Not every pharmacy can fill prescriptions in blister packs, but it is worth asking. An online pharmacy service based in New Hampshire called PillPack can fill prescriptions in personalized, individualized plastic packs (they ship to all 50 states except Hawaii).
To combat acetaminophen overdoses, drugmakers recently added a small plastic safety device to the opening of liquid medicine bottles. It’s called a flow restrictor, and it limits the amount of fluid that a person can pour out, even when the cap is off and the bottle is turned upside down, shaken, or squeezed.
That prevents a child from getting a large volume of liquid medicine quickly from a bottle, which limits the risk of an overdose.
In 2013, Consumer Reports tested flow restrictors on more than 30 infant and children’s liquid acetaminophen bottles. Our tests confirmed that this feature added an extra layer of protection against acetaminophen poisoning, making it more difficult for children to pour out and drink liquid medicine.
The CDC’s own studies also show something similar: Without a flow restrictor and with an improperly locked safety cap, 82 percent of kids could empty a bottle in under 2 minutes; with a flow restrictor in place and without any safety cap, a mere 6 percent of kids could could completely empty the bottle by the end of the 10-minute test.
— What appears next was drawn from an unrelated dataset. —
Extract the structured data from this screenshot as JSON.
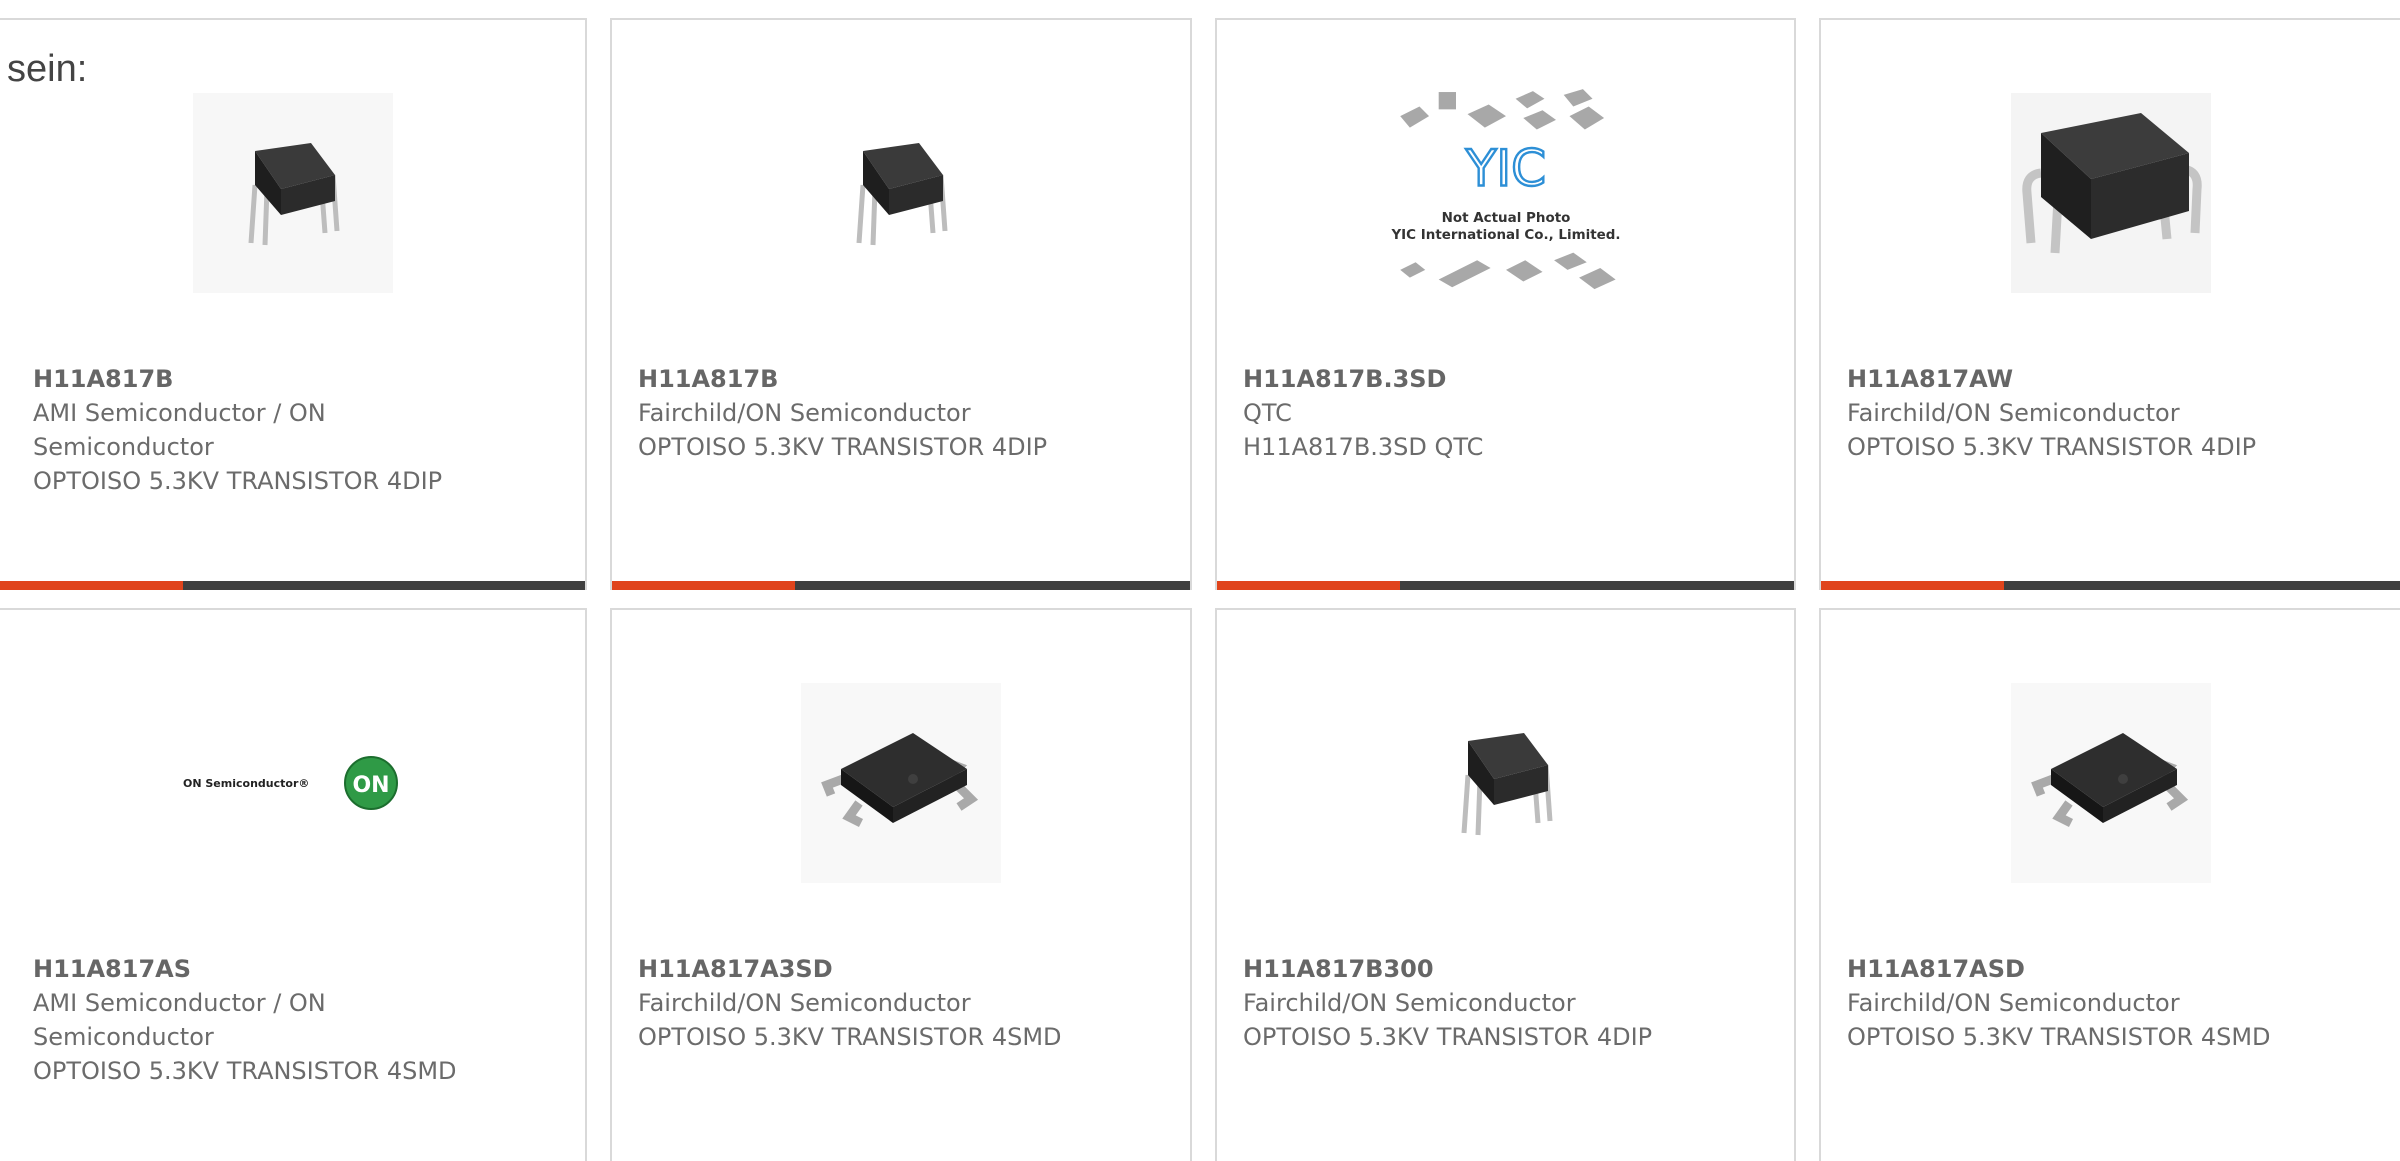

Ideally, adding a flow restrictor to any liquid medication bottle will lessen the risk of accidental ingestion.
Editor's Note: This article and related materials are made possible by a grant from the state Attorney General Consumer and Prescriber Education Grant Program, which is funded by the multistate settlement of consumer-fraud claims regarding the marketing of the prescription drug Neurontin (gabapentin).